Seeds of the Future


source: National Geographic Magazine
Between 1700 and 1845, driven by a system of absentee land ownership organised to generate maximum export profit, the potato gradually replaced replaced other staple food crops in Ireland. In particular, a genetic variety of potato that thrived in poorer soils predominated. This reliance on a monoculture left the nation vulnerable, however, and in 1850, an infestation of potato blight (Phytophthora infestans) led to the Great Potato Famine, in which 20% of the Irish population died. Greater genetic diversity would have averted this tragedy.


The growth and spread of ideas is similar to that of genes. The field of memetics is based on the insight that memes -- which can be understood as ways of understanding -- behave like genes. Memes are to social systems and culture what genes are to ecosystems and agriculture. Different cultures carry different memes. Like genes, memes can mingle, intertwine, and evolve into become superior versions of themselves. Like genes, different environments support different memes.

With memes, as with genes, dependence on a single culture presents a mortal risk. How else can we explain events like the Holocaust, the Chinese Cultural Revolution, Slavery in the United States, the current Financial Crisis...? Surely, if alternative ways of understanding -- alternative memes -- had been available and nurtured at the time, these infections of thought would not have bloomed into epidemics.

The threat of modern global culture to genetic diversity is being addressed by more than 1400 seed banks established around the world to secure plant breeds and crops -- including varieties of potato -- from extinction. Genetic varieties of crops that have little commercial value today may yet emerge to become staple crops in a changing environment.
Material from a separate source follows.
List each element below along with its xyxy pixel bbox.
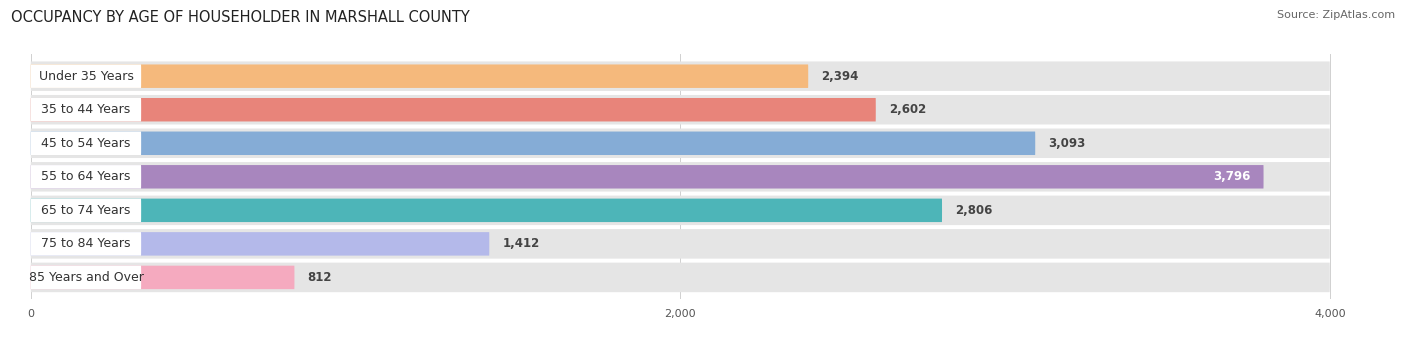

If these varieties are not preserved, the risk is famine.

Modern global culture poses an equal risk to memetic diversity -- the diversity of ideas and cultures. As with the threat to genetic diversity, the appropriate response is to collect, preserve, and nurture as much of the diversity as possible. In particular, we must preserve the ways of thinking of threatened cultures, for these ways may yet contain the salvation of the world.

How to preserve the memetic diversity of indigenous cultures? One approach is to preserve an appreciation of indigenous art. For the the seeds of ideas and culture are found in Art. Art attempts to communicate, at the most fundamental, human level, ways of seeing -- and living in the world. In experiencing and appreciating the art of marginalised cultures, we preserve highly evolved memetic structures -- ways of living that may be the key to survival in a future, changed, environment.

Consider that when leaders at the recent G8 meeting agreed on a 2 degree cap to global warming, they were, for the first time, placing priority on the environment on the economy. This was a signal shift in position, gaining headlines around the world. And yet traditional elders have been trying to tell the world for years: money is worthless without a hospitable environment; we must live in sustainable harmony with the earth. What else do they know? And what has already been lost?